# Rome vs. Drake? Forum vs. M3??



## Guest (Oct 9, 2007)

So now that I have done some more research I am now b/w the Drake Leblanc MLB and Rome Arsenal bindings, and between a Forum Recon 153 MW, an M3 Discord Pro 155.5, and a Rome Crail 156. I am 18, 5'10", 125 lbs., boot size 11, and I have snowboarded for years and this year I will be in northern MI riding mainly groomed slopes but some pow every now and again. I have a lot of friends who are just starting or are fairly new this year so I need a board that will be somewhat decent freeride, but I thoroughly enjoy the park.  Anyone have any suggestions on this?? I heard someone else say that Forum was going downhill...? I know a few years ago they were awesome...and is this is a beginner Rome board? Anyway, thanks for any help you can give.


----------



## Guest (Oct 9, 2007)

Oh, and Price-wise the Drakes are $85, the Rome bindings are $120, the Forum board is $230, the M3 board is $230, and the Rome board is $200. Any thoughts on this as well? Thanks.


----------



## Slaughterhouse (Aug 17, 2007)

Good prices all around. The Mickey Leblanc is a signature binding for, well, Mickey Leblanc. ML is known for jibbing and a lot of street so I'm not sure if this binding fits you're riding profile. HOWEVER, if you can ride, any binding will work out for you but if you want to tweak out your ride with some Drakes look for some F-60s, Matrix, Czars, or if you can find them cheap Podiums. I found that on the newer Drakes a size 11 Northwave boot does fit into a large size binding but VERY tightly. I would rather go with an extra large binding if I were to do it all over again (yes I wear an 11 Northwave). I have heard a lot of good things about Rome, both bindings AND board. Forum is a sinking ship.


----------



## Guest (Oct 9, 2007)

Ah...that saddens me that forum is turning out that way...and actually from the retailer that I am buying through they don't have this binding in XL so I am thinking about just sticking with the Arsenals then.  I guess as well that I might just go with the Rome Crail, but I'm still up for new ideas if anyone has any...


----------



## Slaughterhouse (Aug 17, 2007)

I am a hard core Drake fan but honestly, I have heard NOTHING but good things about Rome. My spouse even picked up a Rome Vinyl for this season for herself.


----------



## lisevolution (Sep 20, 2007)

I'd avoid Forum as they've definitely gone down hill...I highly recomned Rome, I haven't ridden one yet but all the reviews are strong and I'm buying an Agent for myself this year. What put it over the edge for me was their customer service. If you want to see what I mean check out this post:
http://www.snowboardingforum.com/general-board-talk/1188-rome-flag-dilemna.html

In terms of bindings I love Ride bindings for all mountain use. I use the SPi's but but the Delta Mvmt's are sick as are the lower end of the spectru such as the EX and LX models. I love the aluminum baseplate, it's a bit stiff but great response for all mountain riding. I also can't say anything bad about Drake bindings, I had Matrix's for a long time till I switched to the SPi and again their customer service is sick. I broke a strap on the Matrix which were from like 2001 or earlier and they still sent me a replacement free of charge...


----------



## Guest (Oct 9, 2007)

Thanks for the input guys! I think I am gonna go with all Rome then this season. ^-^' I am SOOO excited.


----------



## REKER (Jul 12, 2007)

I actually ride an M3 Discord 155.5 with the Drake LeBlanc's and personally, I like them as a combo. Good flex with the bindings, though the Discord is a little stiffer than I want. The combo is comfortable for me in the park (medium jumps and boxes)and all mountain. Mind you, im 190lbs. Also, I found the 32 Lashed boots to be a little snug in the baseplate of the LeBlancs, too.
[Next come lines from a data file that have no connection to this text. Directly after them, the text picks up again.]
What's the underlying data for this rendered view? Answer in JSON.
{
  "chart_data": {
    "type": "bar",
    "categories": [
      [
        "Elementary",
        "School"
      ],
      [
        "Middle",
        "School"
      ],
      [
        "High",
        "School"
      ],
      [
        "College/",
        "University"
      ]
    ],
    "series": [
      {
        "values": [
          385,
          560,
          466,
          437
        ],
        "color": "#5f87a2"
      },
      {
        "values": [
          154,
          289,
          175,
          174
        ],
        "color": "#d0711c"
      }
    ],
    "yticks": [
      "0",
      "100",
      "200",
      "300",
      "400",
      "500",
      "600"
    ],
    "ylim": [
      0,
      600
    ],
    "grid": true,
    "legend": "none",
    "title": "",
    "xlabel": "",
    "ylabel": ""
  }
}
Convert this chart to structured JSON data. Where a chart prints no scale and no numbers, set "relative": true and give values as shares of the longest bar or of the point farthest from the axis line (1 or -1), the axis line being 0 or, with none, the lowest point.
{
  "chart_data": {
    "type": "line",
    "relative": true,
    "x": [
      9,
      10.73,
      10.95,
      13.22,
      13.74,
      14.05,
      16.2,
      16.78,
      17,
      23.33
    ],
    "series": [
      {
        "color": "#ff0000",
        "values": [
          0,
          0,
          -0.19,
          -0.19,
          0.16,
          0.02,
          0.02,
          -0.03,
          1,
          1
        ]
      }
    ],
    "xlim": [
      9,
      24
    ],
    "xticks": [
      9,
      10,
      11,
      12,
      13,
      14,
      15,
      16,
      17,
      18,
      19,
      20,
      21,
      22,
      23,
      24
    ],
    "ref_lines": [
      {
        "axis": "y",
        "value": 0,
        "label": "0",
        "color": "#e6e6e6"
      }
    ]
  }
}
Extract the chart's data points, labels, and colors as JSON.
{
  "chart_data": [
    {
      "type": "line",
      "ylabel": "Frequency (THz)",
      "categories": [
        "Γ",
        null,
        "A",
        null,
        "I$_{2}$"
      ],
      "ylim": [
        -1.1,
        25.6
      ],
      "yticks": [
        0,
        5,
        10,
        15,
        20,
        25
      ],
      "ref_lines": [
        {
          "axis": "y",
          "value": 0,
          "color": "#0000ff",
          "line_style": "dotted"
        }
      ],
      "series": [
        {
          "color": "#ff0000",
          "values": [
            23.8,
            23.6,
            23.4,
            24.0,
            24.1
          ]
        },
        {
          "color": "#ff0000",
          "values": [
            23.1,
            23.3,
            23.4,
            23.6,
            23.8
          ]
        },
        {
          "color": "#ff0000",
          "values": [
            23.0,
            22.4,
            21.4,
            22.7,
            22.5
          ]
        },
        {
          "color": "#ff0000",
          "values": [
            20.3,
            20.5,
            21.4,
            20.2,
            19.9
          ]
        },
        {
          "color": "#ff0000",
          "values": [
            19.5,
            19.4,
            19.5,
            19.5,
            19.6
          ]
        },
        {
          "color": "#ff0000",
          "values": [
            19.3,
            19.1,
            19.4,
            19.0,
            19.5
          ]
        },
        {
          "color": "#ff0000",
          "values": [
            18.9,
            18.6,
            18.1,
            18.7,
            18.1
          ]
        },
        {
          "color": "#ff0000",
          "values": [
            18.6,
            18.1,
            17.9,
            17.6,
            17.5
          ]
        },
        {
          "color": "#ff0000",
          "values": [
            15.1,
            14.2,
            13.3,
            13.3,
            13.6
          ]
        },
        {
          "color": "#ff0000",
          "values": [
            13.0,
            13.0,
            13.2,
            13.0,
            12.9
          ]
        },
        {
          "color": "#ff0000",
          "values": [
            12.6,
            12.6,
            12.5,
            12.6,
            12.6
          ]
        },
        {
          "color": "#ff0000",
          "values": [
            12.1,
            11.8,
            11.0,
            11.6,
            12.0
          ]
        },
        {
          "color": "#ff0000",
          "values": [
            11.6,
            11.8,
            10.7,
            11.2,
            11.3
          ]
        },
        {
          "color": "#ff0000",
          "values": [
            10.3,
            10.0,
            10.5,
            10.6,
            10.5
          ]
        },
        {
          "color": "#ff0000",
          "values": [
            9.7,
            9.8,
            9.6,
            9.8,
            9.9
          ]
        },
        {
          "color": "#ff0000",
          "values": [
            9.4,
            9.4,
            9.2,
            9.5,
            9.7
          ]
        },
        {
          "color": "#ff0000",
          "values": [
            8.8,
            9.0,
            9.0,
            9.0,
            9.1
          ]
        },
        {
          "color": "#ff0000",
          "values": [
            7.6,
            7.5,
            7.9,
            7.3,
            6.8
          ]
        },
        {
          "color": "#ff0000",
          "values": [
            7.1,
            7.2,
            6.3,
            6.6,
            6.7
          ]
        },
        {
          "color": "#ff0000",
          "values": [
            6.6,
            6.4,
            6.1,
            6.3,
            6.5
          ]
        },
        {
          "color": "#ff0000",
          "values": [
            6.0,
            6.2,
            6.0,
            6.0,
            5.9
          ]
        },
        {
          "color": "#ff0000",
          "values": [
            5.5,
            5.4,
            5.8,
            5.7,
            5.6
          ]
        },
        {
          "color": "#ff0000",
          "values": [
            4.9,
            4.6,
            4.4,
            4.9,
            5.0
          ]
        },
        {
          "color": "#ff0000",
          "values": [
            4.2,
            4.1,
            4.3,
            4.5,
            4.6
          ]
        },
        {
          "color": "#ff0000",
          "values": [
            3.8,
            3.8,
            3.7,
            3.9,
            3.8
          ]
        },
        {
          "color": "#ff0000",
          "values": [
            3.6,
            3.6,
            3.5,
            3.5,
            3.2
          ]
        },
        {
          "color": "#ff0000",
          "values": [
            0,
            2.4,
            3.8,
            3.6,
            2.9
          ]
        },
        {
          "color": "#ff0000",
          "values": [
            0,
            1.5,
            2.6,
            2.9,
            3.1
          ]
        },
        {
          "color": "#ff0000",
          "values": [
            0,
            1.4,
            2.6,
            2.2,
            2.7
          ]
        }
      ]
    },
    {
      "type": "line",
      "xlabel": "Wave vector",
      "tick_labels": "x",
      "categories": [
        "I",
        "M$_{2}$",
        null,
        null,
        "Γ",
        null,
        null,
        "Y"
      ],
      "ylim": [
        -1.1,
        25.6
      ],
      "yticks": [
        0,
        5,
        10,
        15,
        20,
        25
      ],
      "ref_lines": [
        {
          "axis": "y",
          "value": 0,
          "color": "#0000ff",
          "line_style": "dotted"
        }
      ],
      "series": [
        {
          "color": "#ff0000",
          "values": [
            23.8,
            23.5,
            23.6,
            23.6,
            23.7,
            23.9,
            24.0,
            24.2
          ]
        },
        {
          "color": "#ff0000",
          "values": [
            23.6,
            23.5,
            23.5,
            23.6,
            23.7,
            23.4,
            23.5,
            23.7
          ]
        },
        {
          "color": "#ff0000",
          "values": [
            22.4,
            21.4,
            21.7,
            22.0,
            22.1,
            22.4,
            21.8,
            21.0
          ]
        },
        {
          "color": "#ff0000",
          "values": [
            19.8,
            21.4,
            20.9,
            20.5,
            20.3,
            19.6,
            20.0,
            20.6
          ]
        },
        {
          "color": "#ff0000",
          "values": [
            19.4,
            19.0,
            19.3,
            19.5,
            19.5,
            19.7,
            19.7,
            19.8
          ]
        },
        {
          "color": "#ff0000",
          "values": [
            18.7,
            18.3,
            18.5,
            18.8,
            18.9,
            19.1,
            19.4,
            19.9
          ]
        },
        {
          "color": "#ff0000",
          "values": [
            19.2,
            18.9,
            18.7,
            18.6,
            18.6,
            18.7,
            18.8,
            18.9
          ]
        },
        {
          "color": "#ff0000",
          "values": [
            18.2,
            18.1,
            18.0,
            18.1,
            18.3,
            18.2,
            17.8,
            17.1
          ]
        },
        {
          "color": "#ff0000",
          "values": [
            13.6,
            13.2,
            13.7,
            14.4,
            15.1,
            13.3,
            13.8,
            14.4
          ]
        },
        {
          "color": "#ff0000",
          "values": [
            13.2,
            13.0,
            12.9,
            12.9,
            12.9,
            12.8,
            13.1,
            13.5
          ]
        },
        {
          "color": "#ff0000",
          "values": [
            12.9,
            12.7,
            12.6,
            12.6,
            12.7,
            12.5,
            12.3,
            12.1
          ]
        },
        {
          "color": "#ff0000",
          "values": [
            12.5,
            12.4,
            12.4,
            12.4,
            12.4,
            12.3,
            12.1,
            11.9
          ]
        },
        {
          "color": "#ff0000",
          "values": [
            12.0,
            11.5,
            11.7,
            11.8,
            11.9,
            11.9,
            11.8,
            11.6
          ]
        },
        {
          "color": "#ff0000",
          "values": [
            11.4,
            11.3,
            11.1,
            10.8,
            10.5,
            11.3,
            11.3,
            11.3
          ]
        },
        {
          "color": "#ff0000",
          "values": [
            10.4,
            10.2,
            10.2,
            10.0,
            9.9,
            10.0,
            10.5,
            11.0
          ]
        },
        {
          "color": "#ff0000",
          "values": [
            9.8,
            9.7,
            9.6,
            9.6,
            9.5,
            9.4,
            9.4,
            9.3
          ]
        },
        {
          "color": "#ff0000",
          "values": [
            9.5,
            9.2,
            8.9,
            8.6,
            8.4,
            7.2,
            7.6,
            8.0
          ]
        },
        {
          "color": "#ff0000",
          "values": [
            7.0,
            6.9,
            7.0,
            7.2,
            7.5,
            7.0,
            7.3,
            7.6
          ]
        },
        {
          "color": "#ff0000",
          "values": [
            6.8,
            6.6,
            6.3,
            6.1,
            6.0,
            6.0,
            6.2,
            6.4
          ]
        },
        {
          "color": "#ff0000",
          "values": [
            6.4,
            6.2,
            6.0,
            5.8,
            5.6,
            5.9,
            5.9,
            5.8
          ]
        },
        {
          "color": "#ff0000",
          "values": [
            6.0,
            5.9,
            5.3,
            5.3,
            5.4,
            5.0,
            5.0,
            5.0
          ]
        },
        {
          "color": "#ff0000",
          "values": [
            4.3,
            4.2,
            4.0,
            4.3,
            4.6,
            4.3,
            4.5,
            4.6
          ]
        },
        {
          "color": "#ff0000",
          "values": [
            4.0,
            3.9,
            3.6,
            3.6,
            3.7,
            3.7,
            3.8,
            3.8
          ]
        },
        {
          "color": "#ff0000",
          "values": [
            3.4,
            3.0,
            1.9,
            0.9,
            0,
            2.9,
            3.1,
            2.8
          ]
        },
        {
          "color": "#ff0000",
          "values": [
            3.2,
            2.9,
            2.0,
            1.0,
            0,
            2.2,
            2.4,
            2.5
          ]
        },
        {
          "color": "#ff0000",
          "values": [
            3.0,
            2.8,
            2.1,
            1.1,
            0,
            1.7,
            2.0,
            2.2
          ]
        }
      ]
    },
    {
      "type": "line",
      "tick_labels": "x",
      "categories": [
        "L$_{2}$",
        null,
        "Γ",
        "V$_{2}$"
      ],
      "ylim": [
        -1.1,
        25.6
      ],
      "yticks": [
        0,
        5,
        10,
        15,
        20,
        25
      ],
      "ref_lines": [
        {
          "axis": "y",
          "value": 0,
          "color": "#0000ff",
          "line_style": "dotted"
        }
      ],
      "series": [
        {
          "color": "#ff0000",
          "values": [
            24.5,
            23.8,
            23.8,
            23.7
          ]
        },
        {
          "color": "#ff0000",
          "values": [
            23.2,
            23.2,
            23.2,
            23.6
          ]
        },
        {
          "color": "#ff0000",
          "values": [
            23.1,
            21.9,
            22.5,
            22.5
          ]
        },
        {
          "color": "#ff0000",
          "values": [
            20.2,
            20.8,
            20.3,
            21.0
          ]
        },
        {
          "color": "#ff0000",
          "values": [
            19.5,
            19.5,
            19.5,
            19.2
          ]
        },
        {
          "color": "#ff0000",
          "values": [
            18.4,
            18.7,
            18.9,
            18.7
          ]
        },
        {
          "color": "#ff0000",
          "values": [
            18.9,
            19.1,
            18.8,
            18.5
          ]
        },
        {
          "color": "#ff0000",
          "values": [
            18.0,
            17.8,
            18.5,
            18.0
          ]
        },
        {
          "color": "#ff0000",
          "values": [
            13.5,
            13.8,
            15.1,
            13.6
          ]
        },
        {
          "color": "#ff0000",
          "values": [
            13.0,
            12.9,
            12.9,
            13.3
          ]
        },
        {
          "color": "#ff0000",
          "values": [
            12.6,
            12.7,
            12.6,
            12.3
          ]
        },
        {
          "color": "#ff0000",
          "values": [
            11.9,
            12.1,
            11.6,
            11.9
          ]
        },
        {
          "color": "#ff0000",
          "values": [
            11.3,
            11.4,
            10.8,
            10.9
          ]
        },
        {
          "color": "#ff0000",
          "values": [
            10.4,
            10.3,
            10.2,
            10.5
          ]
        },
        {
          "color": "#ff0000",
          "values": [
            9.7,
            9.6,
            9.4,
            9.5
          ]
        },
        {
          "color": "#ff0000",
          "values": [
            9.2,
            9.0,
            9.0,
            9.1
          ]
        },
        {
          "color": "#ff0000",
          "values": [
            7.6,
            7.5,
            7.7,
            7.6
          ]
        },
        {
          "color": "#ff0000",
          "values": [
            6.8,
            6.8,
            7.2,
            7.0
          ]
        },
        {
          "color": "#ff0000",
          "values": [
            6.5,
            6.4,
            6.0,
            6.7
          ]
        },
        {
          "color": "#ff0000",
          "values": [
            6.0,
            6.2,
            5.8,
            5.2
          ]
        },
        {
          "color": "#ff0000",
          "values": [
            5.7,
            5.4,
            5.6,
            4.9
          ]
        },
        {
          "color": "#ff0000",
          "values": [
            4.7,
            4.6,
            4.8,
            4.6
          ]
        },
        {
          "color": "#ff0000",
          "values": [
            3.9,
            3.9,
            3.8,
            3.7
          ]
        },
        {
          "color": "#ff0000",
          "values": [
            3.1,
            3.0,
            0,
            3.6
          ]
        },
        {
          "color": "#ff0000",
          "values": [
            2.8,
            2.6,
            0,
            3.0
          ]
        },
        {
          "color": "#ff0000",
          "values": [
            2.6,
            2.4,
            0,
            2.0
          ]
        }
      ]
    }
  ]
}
This season im going with Rome 390's for sure and either a Capita Indoor Survival or a Rome Agent.


----------



## Mr. Right (Sep 27, 2007)

Yeah, I have an M3 Discord 161.5, it's my sports car. I doubt it would do you all that much good in the park but if you want a board that doesn't turn into butter at high speed, it's a good buy. I like ride bindings but I have thought of picking up some drakes. They look like they follow the same idea in construction, and I am all for bindings that aren't all plastic and cheesy. I don't think I have ever heard one bad thing about a Rome product to date.


----------



## Guest (Oct 10, 2007)

Does anyone know how flexible this Rome Crail 156 is?? Thanks...


----------



## wrathfuldeity (Oct 5, 2007)

drakes f60 and limiteds....comfortable, adjustible, a bit heavier but solid, great customer service to replace worn parts from rockin Baker.


----------